Weaver’s studies showed that in British Columbia’s Elk River Valley, west of the Flathead, bear densities are far lower in areas with mines than in areas without.

“What really has become clear is the need to protect the Flathead for large and mid-sized carnivores,” said Rich Moy, chief of the state’s Water Management Bureau and chair of the Flathead Basin Commission. “Many of these species need secure habitat areas for survival and conductivity zones for moving from place to place across the border.”

The Flathead Basin Commission is a multi-agency group established by the state of Montana 25 years ago to monitor and protect the Flathead’s water quality. Since its inception the group has worried about possible upstream energy development.
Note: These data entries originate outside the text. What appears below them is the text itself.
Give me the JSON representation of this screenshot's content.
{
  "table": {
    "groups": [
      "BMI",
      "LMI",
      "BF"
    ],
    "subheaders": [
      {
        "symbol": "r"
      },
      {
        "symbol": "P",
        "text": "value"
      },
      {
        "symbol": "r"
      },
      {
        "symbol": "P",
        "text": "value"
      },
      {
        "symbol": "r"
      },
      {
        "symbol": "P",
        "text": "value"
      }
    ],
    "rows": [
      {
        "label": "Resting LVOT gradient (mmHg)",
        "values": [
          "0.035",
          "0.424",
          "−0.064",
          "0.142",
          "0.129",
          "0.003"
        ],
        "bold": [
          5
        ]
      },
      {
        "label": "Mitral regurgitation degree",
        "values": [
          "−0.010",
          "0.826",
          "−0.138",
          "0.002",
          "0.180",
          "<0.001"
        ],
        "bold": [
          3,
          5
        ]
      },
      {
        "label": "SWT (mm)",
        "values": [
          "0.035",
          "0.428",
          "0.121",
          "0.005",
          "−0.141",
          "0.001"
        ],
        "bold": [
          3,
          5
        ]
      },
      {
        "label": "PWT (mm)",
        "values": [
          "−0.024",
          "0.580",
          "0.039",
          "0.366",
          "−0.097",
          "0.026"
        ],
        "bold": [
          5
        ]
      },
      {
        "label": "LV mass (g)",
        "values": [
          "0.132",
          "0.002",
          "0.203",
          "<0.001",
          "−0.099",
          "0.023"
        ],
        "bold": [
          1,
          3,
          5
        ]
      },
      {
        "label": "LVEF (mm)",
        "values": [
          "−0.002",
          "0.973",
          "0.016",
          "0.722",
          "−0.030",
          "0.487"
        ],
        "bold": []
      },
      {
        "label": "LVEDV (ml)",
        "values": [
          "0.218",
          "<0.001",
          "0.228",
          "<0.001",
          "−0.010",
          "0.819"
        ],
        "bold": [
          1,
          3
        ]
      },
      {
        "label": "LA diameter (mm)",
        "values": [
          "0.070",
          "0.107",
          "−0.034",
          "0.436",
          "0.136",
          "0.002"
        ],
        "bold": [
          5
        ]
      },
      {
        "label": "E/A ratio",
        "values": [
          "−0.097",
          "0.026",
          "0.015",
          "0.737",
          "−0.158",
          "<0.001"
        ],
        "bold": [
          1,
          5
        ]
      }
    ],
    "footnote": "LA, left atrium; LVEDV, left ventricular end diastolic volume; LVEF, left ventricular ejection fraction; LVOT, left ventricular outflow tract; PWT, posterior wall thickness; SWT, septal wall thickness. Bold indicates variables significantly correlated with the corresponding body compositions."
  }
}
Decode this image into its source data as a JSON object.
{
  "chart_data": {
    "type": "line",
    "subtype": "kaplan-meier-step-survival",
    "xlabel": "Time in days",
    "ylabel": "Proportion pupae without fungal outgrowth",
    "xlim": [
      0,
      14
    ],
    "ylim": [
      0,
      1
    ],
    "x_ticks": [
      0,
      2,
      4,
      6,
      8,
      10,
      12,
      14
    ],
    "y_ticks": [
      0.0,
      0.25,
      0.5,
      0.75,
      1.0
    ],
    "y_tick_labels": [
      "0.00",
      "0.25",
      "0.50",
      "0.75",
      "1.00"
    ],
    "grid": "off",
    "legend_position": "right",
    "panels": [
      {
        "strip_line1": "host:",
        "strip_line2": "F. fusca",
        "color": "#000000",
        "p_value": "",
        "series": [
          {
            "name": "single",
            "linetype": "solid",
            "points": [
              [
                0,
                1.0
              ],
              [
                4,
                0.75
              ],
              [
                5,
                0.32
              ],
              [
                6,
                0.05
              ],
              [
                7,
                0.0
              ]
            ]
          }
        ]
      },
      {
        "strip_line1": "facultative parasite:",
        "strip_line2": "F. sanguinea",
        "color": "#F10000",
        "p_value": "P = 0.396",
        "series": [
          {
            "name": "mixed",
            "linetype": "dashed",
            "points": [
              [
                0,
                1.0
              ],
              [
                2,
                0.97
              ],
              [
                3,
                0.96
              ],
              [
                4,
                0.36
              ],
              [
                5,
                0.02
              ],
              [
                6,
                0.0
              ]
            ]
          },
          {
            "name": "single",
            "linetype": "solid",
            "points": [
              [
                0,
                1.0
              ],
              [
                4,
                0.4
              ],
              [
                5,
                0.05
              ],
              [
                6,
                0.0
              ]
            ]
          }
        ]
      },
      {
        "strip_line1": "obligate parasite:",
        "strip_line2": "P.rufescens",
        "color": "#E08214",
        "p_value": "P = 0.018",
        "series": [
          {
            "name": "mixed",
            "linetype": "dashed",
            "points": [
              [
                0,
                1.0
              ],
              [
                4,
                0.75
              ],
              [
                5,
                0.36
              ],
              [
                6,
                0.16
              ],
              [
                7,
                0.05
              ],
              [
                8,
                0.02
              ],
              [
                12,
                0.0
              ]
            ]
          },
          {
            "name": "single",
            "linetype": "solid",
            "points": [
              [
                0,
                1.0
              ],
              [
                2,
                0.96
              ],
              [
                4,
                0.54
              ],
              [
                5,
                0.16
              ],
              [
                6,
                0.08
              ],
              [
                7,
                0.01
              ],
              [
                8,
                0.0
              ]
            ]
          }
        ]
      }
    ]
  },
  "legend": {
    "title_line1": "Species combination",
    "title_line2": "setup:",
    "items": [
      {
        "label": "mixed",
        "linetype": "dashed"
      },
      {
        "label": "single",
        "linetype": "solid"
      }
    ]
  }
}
Moy said Weaver presented “a strong scientific basis for why regional protections are needed. This area is certainly one ecological unit, with an invisible line between the state and the province.”

Elk cross that line freely with the seasons, as do bears, bobcats and wolverines, Weaver said.

The Montana side is secured by perhaps the most stringent land-use protections in America. The Canadian side is the proposed site of a coal mine and coal-bed methane field.